Барон усмехнулся про себя. Давно дорогой кузен не говорил с такой страстью, не был так искренен.

— Истинно говорю тебе, князь! — Лайош поднял руку, вещая, как на проповеди. — Такой женщины в этом замке нет, как и нет вообще на свете. Ты нарисовал ее себе — и молишься.

Влад сделал шаг вперед. Лайош попятился.

— Опомнись, братец! — Он поднял руки, заслоняясь. — Это была шутка.

— Чем больше в шутке правды, тем менее она смешна, — угрюмо сказал Цепеш, помолчав. — Запомни это, братец, и не дразни более меня, это для тебя опасно.

Лайош кивнул, не смея вымолвить слова.

— Менестрели и трубадуры приходили? — спросил Влад, не глядя на родича.

— Званы не раз, братец. Нечего ждать, не придут.

— Буду играть для нее сам. — Цепеш снял со стены лютню, умело настроил, но тут же отбросил на кресло. И, расчесав кудри эбеновым гребнем, направился к тем покоям, где Дракулы держали свою пленницу.

— Да, — вспомнил он уже на пороге. — Вели этой ведьме Чьомортанихе после обеда явиться ко мне!

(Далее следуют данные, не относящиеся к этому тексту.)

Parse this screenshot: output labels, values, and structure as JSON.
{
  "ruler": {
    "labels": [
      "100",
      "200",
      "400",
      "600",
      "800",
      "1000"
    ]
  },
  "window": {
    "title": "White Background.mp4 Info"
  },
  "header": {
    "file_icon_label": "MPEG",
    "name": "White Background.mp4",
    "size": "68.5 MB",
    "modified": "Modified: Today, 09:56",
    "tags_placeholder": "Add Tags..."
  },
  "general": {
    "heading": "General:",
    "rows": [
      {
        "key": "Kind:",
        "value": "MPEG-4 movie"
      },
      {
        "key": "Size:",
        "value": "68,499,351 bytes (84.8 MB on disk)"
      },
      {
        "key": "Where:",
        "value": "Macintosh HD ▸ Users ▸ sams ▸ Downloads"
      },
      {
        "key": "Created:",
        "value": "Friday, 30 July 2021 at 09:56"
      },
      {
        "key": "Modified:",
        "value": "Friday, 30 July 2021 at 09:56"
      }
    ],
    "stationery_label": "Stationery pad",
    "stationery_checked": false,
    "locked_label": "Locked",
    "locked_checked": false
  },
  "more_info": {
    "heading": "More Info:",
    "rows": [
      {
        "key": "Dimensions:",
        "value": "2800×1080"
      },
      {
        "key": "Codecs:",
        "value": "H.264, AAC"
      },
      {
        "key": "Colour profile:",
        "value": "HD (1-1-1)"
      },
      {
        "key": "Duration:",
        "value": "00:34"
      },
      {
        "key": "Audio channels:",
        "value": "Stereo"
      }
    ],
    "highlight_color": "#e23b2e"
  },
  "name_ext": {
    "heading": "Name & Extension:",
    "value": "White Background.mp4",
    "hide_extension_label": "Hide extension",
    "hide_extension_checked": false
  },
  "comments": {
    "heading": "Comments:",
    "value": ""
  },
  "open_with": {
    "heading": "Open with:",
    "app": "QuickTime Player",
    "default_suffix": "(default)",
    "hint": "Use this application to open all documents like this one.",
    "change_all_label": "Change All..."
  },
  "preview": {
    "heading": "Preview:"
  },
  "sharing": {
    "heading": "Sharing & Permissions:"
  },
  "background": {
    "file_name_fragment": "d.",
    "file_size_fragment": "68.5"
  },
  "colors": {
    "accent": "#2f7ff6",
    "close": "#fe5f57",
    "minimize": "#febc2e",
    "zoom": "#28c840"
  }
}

Лайош в раздумии повесил лютню на место и подошел к окну. Барона всегда ставили в тупик быстрые перемены в настроении его страшного кузена: от вспышки жестокости — к мечтательной нежности, от детской радости — к безумному, всеразрушающему гневу.

В какие опасные затеи втянет его, Лайоша, этот изменчивый, изобретательный авантюрист? Какие еще беды на него навлечет?

Роксану в неволе содержали как приличествовало женщине ее происхождения, величали княжной; слугам же, знавшим для чего и для кого она здесь, случалось, обмолвившись, назвать ее государыней. Она могла свободно гулять по комнатам, лучшим в замке, которые предоставили в ее распоряжение, выходить на балкон, на стену, подниматься на вершину одной из башен. Дальше путь для нее был закрыт, как ей объяснили, — до поры. Комнаты были обставлены с роскошью, до сих пор ею еще не виданной. На туалетных столиках красовались хрустальные пузырьки и вазочки с редкими благовониями и мазями, венецийские зеркала в затейливых серебряных и бронзовых оправах при каждом повороте отражали ее гордую красоту. Служанка, помогавшая ей во время туалета, не отлучавшаяся от Роксаны ни на минуту, по-видимому — рабыня, была нема. Но она умела со вкусом соорудить прическу, выбрать платье, знала толк в ароматных притираниях и маслах. Лицо рабыни хранило следы былой красоты. Какая трагедия крылась за ее участью и немотой, кем была несчастная в свои лучшие времена?